Künstler aus Pfungstadt und den benachbarten Orten stellten im alten E-Werk aus. An gut 30 Ständen hat man die Auswahl zwischen Malerei, Schmuck, Bekleidung für Kinder und Schals, wie sie Helgas Wichtelwelt anbietet. Ihr „Renner“ war ein Kuschelmonster namens Manfred. Sein Gesicht blieb immer gleich, doch mit den unterschiedlichsten bedruckten Stoffen wirkte jeder Manfred anders. Trotz allem ist aber jeder ein Unikat. Wenn man die Halle betrat, stieß man zuerst auf den Bickenbacher Saphir im Stahl Verlag, der dieses Jahr zum ersten Mal dabei war. Mit seinem Kurzgeschichtenband „Leseträume“ und dem Gedichtband „Ein Augenblick für Zwei“ präsentierte er vornehmlich Autorinnen und Autoren der Region. Wer sich dann rechts- oder linksrum den Gang entlang wandte, traf hauptsächlich auf Schmuckstände und fand hauptsächlich Schmuckarbeiten aus Aluminium, Silber, Leder, Holz, Glas und anderen Materialien mehr. Dabei konnte man dem einen oder anderen Künstler oder Kunsthandwerker bei seiner Arbeit zusehen. Jeder der Anwesenden stand den Besuchern zu seinen Arbeiten mit Tat und Antwort auf alle Fragen zur Verfügung. Dabei konnte der Besucher des Marktes die unterschiedlichsten Hersteller kennenlernen. Die beiden Maler, Olga Helmke und W. Thill, hängten ihre zum Teil sehr stimmungsvollen Bilder an die kahlen Wände der Halle. So unterschiedlich wie die Stile der beiden, so unterschiedlich waren auch ihre Motive und Materialien. Nur wenig weiter hingen Stoffenten an der Wand, auch Schals und Ketten und anderes mehr. An anderen Ständen wurden selbstgemachte Seifen oder Öle angeboten.
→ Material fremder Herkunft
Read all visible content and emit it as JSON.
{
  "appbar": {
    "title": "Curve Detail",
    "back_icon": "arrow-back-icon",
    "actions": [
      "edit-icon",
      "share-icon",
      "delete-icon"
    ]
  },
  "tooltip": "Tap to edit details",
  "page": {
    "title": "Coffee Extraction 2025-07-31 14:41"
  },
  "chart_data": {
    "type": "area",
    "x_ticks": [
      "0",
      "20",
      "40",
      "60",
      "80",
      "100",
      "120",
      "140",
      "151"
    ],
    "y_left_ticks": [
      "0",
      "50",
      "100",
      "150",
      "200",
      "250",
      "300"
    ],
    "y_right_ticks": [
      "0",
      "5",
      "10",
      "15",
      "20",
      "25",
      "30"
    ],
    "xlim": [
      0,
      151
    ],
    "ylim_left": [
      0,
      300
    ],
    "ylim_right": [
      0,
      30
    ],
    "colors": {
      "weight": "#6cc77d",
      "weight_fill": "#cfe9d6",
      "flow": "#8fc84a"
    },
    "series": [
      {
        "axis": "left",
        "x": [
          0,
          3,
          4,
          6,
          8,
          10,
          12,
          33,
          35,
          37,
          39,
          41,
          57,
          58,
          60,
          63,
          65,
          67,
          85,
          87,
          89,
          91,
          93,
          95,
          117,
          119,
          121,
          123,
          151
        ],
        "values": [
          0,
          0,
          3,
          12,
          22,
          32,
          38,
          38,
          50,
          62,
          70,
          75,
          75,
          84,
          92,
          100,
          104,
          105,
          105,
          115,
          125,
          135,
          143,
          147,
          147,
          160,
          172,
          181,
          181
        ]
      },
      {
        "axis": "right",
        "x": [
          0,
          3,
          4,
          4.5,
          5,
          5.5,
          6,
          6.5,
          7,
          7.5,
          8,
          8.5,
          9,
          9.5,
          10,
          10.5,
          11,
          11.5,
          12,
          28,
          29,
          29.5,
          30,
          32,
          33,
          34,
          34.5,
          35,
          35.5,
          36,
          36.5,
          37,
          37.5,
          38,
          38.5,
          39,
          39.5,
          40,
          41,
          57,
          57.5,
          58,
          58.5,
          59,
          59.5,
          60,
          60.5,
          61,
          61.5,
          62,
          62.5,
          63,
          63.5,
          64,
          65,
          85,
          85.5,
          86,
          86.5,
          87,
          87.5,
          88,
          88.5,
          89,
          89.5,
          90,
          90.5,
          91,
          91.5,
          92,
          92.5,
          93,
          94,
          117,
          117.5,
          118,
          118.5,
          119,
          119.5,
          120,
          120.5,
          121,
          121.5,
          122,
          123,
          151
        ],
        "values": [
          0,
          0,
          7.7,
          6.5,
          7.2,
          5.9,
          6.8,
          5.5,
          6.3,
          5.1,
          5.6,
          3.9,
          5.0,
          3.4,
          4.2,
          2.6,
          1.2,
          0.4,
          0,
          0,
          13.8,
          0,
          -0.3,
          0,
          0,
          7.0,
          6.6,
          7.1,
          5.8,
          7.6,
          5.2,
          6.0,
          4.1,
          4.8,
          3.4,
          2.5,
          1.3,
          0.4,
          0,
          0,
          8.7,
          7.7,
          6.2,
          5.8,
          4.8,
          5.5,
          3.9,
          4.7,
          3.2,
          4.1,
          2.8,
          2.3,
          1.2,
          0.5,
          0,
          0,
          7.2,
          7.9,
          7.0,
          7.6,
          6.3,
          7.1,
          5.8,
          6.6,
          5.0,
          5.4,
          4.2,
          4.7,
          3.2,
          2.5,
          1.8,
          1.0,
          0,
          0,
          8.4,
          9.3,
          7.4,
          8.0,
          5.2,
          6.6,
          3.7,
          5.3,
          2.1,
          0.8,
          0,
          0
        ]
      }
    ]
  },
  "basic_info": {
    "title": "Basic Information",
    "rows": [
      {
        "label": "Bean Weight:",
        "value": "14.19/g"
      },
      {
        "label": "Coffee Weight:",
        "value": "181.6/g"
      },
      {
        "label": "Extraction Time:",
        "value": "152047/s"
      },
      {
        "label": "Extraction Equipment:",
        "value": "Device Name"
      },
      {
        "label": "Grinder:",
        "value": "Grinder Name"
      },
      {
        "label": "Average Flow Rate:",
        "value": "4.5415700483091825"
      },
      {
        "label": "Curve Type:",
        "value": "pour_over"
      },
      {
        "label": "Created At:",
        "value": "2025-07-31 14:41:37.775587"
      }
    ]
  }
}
Bereichert wurde der Kunstmarkt durch den gleichzeitig stattfindenden Weihnachtsmarkt. Hier gab es eine Tombola und Kinderschminken, Weihnachtspunsch, Mandeln und kandierte Nüsse und vieles andere mehr. Wer auf dem Weihnachtsmarkt nicht fündig wurde, konnte Samstags von 12 bis 22 Uhr, Sonntags von 13 bis 18 Uhr die letzten Weihnachtsgeschenke einkaufen. Etwa 1.000 Besucher erlebten die Vielfalt heimischen Kunsthandwerkes. Vielleicht sollte der Veranstalter sich überlegen, am Sonntag bis 20 Uhr den Markt geöffnet zu lassen, ebenso lang wie den Weihnachtsmarkt, denn während die ersten pünktlich abbauten, konnten andere Aussteller die Waren aus den Kisten noch verkaufen.